La polémique qui a entouré l'inauguration de la statue de la Renaissance africaine à Dakar, pour les festivités du cinquantenaire de l'indépendance, aura presque réussi à faire oublier le message que le monument veut transmettre: Le réveil du continent noir, faisant fi de ses complexes d'hier, dissipant ses doutes présents, et regardant résolument vers l'avenir. Mais pour que ledit message porte, encore faut-il qu'il repose sur un début de réalité tangible, un précédent. Une voie qui, aussi ténue et perfectible soit-elle, indiquerait une possible piste, un chemin éventuel vers des lendemains meilleurs. C'est ce qu'apporte le Rwanda, dont l'étude du spectaculaire renouveau des dernières années constitue un matériau de choix dans le cadre d'une réflexion plus large sur ce que pourrait être une Renaissance africaine.
Les limites propres à cet exercice sont bien entendu connues.

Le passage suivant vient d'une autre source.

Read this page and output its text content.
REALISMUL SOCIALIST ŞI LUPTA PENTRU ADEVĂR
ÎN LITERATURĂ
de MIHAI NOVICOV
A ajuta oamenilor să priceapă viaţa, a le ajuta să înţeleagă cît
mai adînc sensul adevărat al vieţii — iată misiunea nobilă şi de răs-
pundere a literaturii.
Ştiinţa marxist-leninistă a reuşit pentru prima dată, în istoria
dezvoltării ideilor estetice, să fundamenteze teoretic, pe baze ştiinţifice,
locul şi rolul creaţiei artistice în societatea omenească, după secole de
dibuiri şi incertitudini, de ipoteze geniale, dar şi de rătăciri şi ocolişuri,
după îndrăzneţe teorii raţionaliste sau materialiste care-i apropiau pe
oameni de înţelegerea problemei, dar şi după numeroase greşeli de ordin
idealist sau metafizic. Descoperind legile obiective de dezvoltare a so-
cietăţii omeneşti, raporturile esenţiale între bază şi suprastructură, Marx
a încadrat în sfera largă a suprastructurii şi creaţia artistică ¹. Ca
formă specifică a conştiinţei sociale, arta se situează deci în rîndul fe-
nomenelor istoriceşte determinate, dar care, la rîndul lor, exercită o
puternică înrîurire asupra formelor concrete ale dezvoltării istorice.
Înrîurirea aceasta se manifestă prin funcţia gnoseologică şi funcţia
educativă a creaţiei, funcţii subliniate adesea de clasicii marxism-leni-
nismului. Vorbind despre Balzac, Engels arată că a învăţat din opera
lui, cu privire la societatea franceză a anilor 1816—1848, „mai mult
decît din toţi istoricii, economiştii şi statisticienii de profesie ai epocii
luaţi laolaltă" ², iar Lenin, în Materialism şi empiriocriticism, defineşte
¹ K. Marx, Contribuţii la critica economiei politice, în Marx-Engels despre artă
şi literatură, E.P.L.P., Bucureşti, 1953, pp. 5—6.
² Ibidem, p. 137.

Les spécificités nationales et le contexte d'ensemble rendent difficilement transposables un modèle unique de réussite qui n'aurait plus alors qu'à être dupliqué par chaque pays ; a fortiori plus encore à l'échelle entière du continent africain. Au reste, le Rwanda ne doit nullement être vu comme un modèle (susceptible d'être copié) mais préférablement comme un exemple (susceptible d'être analysé, à la lumière de ses succès et échecs, réussites et insuffisances). Celui d'une nation ayant su insufflé une dynamique nouvelle forte, faite d'une croissance économique élevée profitant au plus grand nombre et d'une stabilité politique enviable, mais qui n'est pas dénué de zones d'ombre. Cette précaution une fois prise, un examen attentif de la Renaissance rwandaise peut à présent être envisagé.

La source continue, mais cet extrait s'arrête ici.